[e2e] Why do we need TCP flow control (rwnd)?

Ted Faber faber at ISI.EDU
Fri Jun 27 10:22:08 PDT 2008

On Fri, Jun 27, 2008 at 08:04:43AM -0400, John Day wrote:
> The definitions I have come to use are:
> Flow control is a feedback mechanism colocated with the resource 
> being controlled.
> Congestion control is a feedback mechanism not co-located with the 
> resource being controlled.
> And there in lies the rub.

For TCP this is a key distinction.  I'm going to pick nits below, but
I agree that the difference in information age and accuracy is key to
the function of these components in TCP.

However, with things like ECN (or re-ECN or XCP) it gets fuzzier.  And
if you get outside TCP one might use a strict reservation policy to
avoid congestion (stop-and-wait queueing anyone?), which isn't feedback
at all.

There is a distinction in goals between the two in addition to the
distinction in mechanism.

Flow control is 2 endpoints cooperating to properly use a
connection-specific resource (specifically receive buffers).
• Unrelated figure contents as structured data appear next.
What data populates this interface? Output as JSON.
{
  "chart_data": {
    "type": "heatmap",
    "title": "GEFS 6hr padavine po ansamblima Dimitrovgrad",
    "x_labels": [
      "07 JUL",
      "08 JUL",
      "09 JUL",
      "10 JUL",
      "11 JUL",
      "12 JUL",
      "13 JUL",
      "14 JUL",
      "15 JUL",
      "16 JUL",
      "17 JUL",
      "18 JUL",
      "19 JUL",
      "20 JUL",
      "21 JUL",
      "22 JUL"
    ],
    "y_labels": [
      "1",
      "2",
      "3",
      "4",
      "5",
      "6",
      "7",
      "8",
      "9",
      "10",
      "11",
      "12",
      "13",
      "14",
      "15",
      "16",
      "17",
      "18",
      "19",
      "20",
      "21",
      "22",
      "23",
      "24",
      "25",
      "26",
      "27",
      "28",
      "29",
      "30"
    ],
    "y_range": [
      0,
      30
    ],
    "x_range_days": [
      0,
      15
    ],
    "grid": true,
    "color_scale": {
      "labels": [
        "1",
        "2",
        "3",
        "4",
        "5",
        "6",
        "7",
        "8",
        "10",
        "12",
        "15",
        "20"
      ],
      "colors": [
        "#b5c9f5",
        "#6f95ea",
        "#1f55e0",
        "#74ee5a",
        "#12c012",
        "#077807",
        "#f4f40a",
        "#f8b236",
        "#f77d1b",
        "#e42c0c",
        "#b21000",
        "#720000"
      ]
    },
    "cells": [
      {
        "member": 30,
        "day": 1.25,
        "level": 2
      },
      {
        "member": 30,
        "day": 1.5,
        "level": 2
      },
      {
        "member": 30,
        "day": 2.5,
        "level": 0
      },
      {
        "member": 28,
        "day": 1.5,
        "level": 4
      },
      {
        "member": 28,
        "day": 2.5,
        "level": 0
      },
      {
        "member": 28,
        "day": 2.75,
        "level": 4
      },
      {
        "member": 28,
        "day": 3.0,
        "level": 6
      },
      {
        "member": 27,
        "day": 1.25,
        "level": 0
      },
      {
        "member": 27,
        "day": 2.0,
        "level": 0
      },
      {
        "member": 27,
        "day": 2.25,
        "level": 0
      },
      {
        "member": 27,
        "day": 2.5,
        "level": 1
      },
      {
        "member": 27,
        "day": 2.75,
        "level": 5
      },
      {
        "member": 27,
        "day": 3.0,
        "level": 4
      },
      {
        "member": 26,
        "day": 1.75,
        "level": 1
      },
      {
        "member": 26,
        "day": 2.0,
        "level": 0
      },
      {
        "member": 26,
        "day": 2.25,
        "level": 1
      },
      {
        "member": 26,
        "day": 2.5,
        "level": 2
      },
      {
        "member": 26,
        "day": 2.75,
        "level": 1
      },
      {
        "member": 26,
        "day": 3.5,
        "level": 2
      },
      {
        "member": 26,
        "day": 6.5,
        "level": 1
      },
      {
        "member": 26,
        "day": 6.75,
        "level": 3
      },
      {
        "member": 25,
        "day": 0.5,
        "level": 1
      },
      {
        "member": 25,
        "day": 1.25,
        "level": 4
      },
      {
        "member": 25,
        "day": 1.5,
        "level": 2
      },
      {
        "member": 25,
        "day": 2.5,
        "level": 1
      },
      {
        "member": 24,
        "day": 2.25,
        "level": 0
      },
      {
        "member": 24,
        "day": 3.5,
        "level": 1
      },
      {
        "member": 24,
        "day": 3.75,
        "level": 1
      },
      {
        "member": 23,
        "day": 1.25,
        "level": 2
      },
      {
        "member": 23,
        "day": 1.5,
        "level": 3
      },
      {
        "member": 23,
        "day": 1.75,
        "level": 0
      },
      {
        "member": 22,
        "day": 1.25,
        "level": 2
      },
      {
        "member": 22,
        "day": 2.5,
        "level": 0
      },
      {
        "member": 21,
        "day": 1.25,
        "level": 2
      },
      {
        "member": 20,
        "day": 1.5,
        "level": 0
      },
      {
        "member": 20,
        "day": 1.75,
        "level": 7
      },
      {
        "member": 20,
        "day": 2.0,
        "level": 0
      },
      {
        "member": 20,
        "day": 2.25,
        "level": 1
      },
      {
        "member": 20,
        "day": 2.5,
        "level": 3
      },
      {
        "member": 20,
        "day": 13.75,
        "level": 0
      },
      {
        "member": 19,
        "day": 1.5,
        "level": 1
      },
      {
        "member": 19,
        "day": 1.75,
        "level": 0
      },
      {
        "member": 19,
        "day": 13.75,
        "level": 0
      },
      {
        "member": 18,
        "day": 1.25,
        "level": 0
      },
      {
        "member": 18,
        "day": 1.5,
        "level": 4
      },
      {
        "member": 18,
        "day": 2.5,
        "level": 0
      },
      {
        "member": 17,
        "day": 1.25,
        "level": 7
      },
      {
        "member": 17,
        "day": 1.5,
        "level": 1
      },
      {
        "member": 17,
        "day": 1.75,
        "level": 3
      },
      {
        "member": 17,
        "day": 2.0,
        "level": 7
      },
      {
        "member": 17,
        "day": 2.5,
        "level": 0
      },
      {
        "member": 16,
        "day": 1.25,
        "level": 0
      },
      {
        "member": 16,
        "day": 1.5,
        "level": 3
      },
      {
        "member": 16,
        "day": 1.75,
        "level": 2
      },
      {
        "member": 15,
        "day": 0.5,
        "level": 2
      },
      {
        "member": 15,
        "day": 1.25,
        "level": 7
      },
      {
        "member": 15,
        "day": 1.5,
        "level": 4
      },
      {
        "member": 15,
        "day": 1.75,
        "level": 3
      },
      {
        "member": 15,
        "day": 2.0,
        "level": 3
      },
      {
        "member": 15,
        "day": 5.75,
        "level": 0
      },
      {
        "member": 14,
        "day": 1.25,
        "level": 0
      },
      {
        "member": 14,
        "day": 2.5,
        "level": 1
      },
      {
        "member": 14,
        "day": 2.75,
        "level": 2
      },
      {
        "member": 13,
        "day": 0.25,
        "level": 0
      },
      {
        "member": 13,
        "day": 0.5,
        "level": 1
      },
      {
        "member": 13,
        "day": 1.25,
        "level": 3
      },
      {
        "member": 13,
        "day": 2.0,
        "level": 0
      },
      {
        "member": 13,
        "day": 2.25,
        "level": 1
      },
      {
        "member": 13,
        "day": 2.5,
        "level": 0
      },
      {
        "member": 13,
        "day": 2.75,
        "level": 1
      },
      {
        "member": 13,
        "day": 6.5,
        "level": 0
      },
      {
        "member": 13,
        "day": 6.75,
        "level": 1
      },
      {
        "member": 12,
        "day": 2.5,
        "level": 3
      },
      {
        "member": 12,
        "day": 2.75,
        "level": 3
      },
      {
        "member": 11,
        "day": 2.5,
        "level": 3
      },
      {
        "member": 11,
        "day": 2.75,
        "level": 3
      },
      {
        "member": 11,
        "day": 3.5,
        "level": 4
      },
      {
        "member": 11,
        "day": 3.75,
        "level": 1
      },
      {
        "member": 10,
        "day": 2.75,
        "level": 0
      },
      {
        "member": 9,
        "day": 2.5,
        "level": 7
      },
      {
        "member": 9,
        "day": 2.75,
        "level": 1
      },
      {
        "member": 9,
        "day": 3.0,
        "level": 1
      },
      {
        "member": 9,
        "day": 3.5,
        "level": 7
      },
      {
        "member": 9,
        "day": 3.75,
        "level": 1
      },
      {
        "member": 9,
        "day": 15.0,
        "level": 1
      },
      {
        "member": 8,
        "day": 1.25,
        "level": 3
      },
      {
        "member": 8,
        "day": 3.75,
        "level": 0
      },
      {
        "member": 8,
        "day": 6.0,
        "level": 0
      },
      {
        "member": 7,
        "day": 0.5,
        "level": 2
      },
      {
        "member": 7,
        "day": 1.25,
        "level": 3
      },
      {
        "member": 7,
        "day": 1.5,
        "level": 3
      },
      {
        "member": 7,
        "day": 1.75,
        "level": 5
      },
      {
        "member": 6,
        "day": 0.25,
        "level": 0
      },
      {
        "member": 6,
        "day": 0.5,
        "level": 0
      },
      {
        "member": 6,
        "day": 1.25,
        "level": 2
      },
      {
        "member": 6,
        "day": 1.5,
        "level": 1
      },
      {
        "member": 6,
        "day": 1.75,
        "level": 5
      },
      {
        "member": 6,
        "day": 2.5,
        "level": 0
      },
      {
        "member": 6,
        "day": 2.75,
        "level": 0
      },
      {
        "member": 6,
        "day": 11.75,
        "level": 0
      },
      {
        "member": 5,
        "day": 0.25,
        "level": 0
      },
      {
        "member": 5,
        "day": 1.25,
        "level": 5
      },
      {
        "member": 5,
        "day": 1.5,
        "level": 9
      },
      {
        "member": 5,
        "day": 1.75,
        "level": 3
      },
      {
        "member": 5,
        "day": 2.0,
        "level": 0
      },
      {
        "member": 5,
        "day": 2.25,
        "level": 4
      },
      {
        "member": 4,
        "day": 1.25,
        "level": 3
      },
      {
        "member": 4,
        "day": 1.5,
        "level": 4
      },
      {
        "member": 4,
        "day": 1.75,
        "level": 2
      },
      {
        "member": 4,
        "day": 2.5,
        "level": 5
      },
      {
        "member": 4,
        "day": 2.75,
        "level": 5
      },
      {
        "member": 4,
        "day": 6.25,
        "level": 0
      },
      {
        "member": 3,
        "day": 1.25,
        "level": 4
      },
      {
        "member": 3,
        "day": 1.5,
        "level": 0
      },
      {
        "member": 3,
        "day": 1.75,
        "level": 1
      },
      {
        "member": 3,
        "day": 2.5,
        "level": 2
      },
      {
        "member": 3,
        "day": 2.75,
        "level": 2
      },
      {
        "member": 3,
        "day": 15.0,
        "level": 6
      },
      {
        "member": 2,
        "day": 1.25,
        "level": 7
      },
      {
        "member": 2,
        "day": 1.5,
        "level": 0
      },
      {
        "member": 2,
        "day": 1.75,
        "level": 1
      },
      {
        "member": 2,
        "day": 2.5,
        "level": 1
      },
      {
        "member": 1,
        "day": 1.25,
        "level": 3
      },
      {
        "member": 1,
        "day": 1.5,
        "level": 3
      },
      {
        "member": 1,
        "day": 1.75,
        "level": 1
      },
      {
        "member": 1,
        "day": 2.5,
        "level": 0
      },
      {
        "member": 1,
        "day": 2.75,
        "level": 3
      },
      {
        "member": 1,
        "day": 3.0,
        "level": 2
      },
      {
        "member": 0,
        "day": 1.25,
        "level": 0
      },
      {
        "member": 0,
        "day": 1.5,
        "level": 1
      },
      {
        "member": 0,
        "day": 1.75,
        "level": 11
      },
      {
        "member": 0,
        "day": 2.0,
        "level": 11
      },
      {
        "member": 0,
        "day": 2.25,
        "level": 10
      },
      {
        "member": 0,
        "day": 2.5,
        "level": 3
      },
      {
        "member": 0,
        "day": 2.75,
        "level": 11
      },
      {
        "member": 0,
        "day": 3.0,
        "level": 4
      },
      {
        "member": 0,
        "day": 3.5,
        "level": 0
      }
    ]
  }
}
Congestion control is an unknown number of players trying to avoid
exhausting shared resource(s) and compromising everyone's connectivity.

The goals are different -  efficiency vs. safety.

In TCP an endpoint makes it's congestion control decisions using
feedback based on a time-shifted sample of network buffer state.  And I
agree with you: therein lies the rub.